20 years under Putin: a timeline

Ten years ago, Russian authorities terminated the broadcasts of TVS, the country’s last nationwide independent television channel. The monopoly on information has allowed the Kremlin to consolidate its power and expand corruption on an unprecedented scale. According to IMR Senior Policy Advisor Vladimir Kara-Murza, the purging of independent TV has allowed Vladimir Putin to significantly delay the development of Russian society—but not to stifle it altogether.

 

 

Crimes are easier to commit in darkness, so it is not surprising that Russia’s independent television was Vladimir Putin's first target. The presence of an alternative source of information—indeed, a source of information rather than propaganda—with access to tens of millions of people was a barrier both to consolidating unlimited political power and to satisfying the corrupt appetites of the Kremlin leadership. This barrier had to be removed. The work on its removal began on the fifth day after Putin’s inauguration in May 2000. Operatives from the General Prosecutor’s Office, the Federal Security Service, and the Interior Ministry conducted raids on the offices of Media Most, at that time Russia’s largest independent media company that included NTV channel, the main thorn in the side of the Kremlin and the newly installed president. Its programs regularly shed light on government corruption and crimes against civilians in the North Caucasus; criticized the creeping re-Sovietization of Russia; and sharply ridiculed the claims by Putin, until recently a little-known security service bureaucrat, to the role of a “national leader.”

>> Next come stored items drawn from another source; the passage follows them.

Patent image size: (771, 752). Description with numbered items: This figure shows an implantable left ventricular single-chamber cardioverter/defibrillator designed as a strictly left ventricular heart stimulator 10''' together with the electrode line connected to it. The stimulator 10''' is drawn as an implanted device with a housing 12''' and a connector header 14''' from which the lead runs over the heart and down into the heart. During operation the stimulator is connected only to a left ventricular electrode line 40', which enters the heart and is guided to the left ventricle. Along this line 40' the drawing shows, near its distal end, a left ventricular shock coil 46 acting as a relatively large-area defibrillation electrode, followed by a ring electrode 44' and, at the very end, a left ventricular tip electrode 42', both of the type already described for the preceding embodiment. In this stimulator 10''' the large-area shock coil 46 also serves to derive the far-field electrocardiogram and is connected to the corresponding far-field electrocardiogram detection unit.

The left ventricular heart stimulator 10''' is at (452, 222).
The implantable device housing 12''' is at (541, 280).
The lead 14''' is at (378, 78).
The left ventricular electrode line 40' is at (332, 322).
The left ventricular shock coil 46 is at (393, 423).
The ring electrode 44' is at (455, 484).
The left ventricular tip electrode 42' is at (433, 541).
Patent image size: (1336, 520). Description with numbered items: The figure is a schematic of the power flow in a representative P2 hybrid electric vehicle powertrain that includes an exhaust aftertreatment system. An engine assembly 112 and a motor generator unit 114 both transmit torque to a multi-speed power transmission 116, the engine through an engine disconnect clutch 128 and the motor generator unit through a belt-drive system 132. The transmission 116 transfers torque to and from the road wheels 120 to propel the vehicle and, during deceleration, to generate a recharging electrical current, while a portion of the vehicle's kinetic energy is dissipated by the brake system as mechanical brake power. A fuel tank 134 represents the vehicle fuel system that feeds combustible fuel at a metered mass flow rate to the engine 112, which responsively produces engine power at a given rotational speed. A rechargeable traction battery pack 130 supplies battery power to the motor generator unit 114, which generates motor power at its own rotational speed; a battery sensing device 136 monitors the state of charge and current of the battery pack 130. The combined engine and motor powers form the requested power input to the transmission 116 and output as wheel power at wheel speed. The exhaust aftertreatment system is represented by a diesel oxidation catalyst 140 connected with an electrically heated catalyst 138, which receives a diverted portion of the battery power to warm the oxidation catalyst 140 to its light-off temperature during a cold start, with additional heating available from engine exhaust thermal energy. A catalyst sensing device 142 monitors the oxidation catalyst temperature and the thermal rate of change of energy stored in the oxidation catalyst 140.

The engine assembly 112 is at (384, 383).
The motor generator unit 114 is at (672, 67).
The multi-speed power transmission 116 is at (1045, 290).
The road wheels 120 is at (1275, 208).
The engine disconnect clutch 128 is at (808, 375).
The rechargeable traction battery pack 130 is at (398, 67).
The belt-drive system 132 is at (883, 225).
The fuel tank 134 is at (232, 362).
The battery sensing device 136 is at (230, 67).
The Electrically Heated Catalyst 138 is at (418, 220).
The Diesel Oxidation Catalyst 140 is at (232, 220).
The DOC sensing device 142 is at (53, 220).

The presence of an alternative source of information was a barrier both to consolidating unlimited political power and to satisfying corrupt appetites.

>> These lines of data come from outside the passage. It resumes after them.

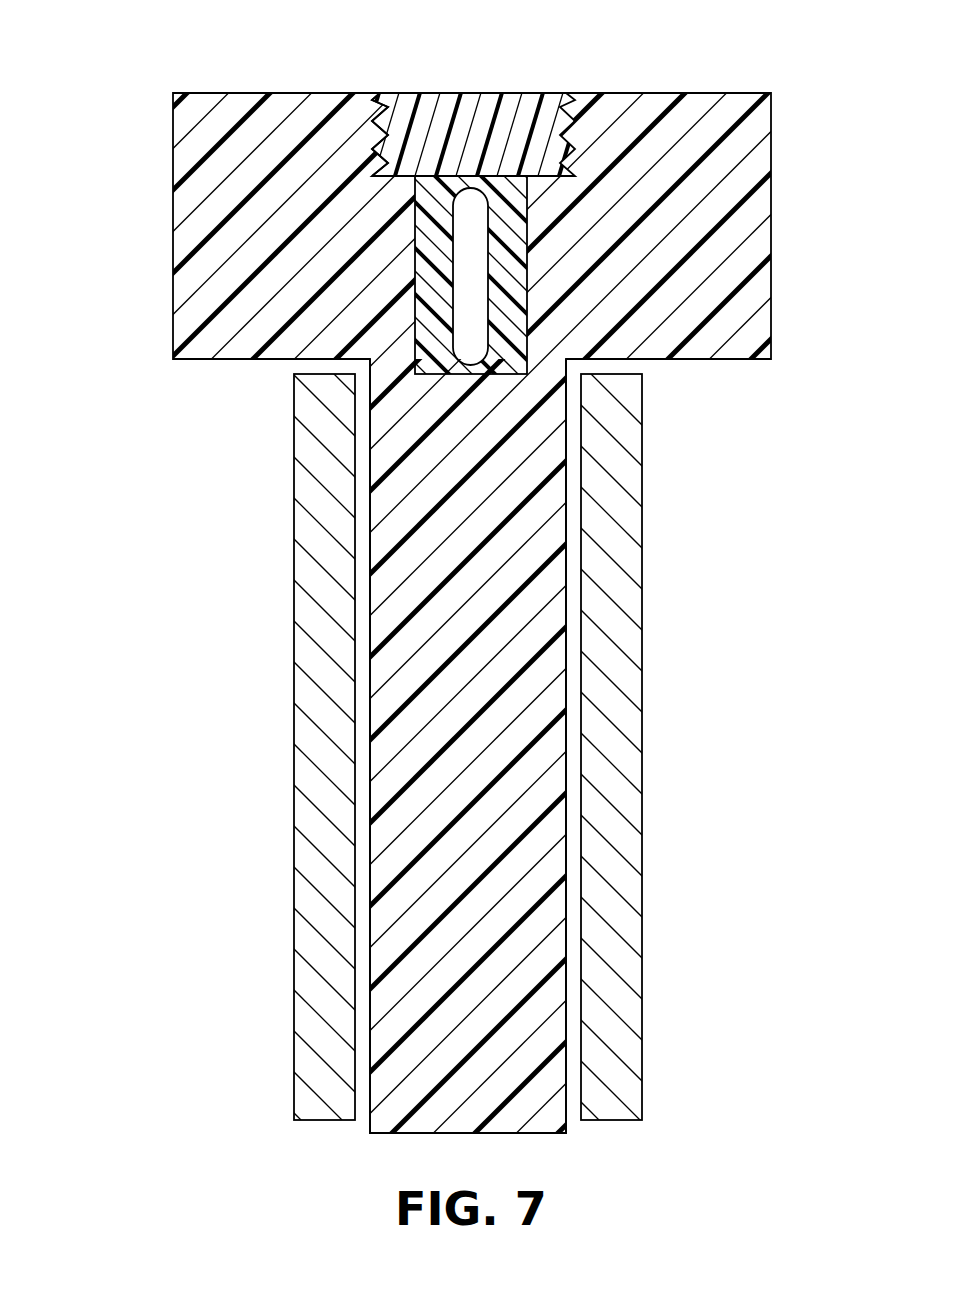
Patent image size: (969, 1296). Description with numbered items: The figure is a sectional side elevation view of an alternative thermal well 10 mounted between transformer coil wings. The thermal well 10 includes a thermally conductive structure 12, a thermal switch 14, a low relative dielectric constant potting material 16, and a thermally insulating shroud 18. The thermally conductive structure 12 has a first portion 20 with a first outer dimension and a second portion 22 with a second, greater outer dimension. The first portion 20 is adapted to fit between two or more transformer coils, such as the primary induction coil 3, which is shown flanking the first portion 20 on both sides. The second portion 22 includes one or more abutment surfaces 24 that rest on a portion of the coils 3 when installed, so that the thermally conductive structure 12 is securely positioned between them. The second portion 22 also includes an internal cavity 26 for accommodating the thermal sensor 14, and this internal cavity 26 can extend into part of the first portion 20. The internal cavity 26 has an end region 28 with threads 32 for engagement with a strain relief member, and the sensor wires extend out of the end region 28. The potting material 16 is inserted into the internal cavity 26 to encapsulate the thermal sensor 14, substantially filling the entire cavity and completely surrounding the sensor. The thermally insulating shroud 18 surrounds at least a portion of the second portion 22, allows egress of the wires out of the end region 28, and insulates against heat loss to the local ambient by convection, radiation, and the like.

The thermal well 10 is at (185, 57).
The second portion 22 is at (150, 213).
The abutment surfaces 24 is at (241, 360).
The end region 28 is at (448, 126).
The threads 32 is at (372, 130).
The internal cavity 26 is at (510, 176).
The thermally insulating shroud 18 is at (508, 237).
The potting material 16 is at (513, 290).
The thermal switch 14 is at (472, 186).
The thermally conductive structure 12 is at (408, 676).
The first portion 20 is at (530, 590).
The primary induction coil 3 is at (293, 1066).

The “war on NTV” lasted a year and ended with an early-dawn raid and forced takeover of the channel’s studios at Moscow’s Ostankino Television Center on Holy Saturday in April 2001. The role of the Kremlin’s propaganda outlet that NTV plays today is the direct result of those events. Even though the situation was clear at the time—Putin’s Press Minister Mikhail Lesin personally signed the so-called “Addendum # 6” that offered NTV owner Vladimir Gusinsky the termination of criminal prosecution in return for control over the channel—many respected figures chose to support the Kremlin’s claims that the dispute over NTV was purely “economic.” The formal pretext for the channel’s takeover was a debts dispute with Gazprom—even though Gazprom itself had refused to sign a restructuring deal. “Economic” arguments looked even less convincing in the case of TV6, the channel that housed former NTV journalists. It was shut down in January 2002, ostensibly on the demand of a minority (15 percent) shareholder, Lukoil-Garant, on the basis of a legal provision that had already been repealed.

 

Mikhail Lesin (left) helped Vladimir Putin silence three independent television channels.

 

With TVS, Russia’s last nationwide independent television channel, the government did not even bother with formal appearances. The channel’s signal was switched off in the early hours of June 22, 2003, on the order of Press Minister Mikhail Lesin, with the mocking explanation that this was being done “to protect the interests of viewers.”

It is well known how the “interests of viewers” were protected in Russia in the past decade. The Kremlin’s monopoly on television—the main source of information for 80 percent of Russian citizens—has enabled the purging of political opposition, the falsifying of elections, the transformation of Parliament and the judiciary into rubberstamps, the order to open fire on children in the Beslan school during the 2004 hostage crisis, and government corruption on a scale that Russia has probably never seen in its history. And it is hardly a coincidence that the “Yukos case” was launched just as Russia’s last independent television channel was being shut down; Alexei Pichugin was arrested on June 19, and Platon Levedev, on July 2, 2003.

The continuing government stranglehold over television is no longer able to prevent mass opposition protests that were unthinkable in 2003.

“There was a time in Russia when people who angered the powers-that-be had their tongues cut out. One person would be silenced; a dozen people would not hear his speeches. But progress has changed things. Today, one TVS channel is being closed down; a dozen journalists will be silenced; but millions will not be able to hear or see,” Elena Bonner, a towering human rights leader, commented in the summer of 2003. “So the choice is not great—we can blame either progress or those who have closed down the channel. Or, maybe, we should blame those millions who remain silent?”

In the past ten years the situation with television in Russia has remained unchanged. What has changed is Russian society. It has changed so much, in fact, that even the continuing government stranglehold over television is no longer able to prevent mass opposition protests that were unthinkable in 2003. The purging of the mass media, conducted between 2000 and 2003, allowed Putin to significantly delay the political and civic development of Russian society. But neither Putin nor his propagandists, who have maintained an unchallenged hold on Russia’s airwaves for a decade, have been able to halt it completely.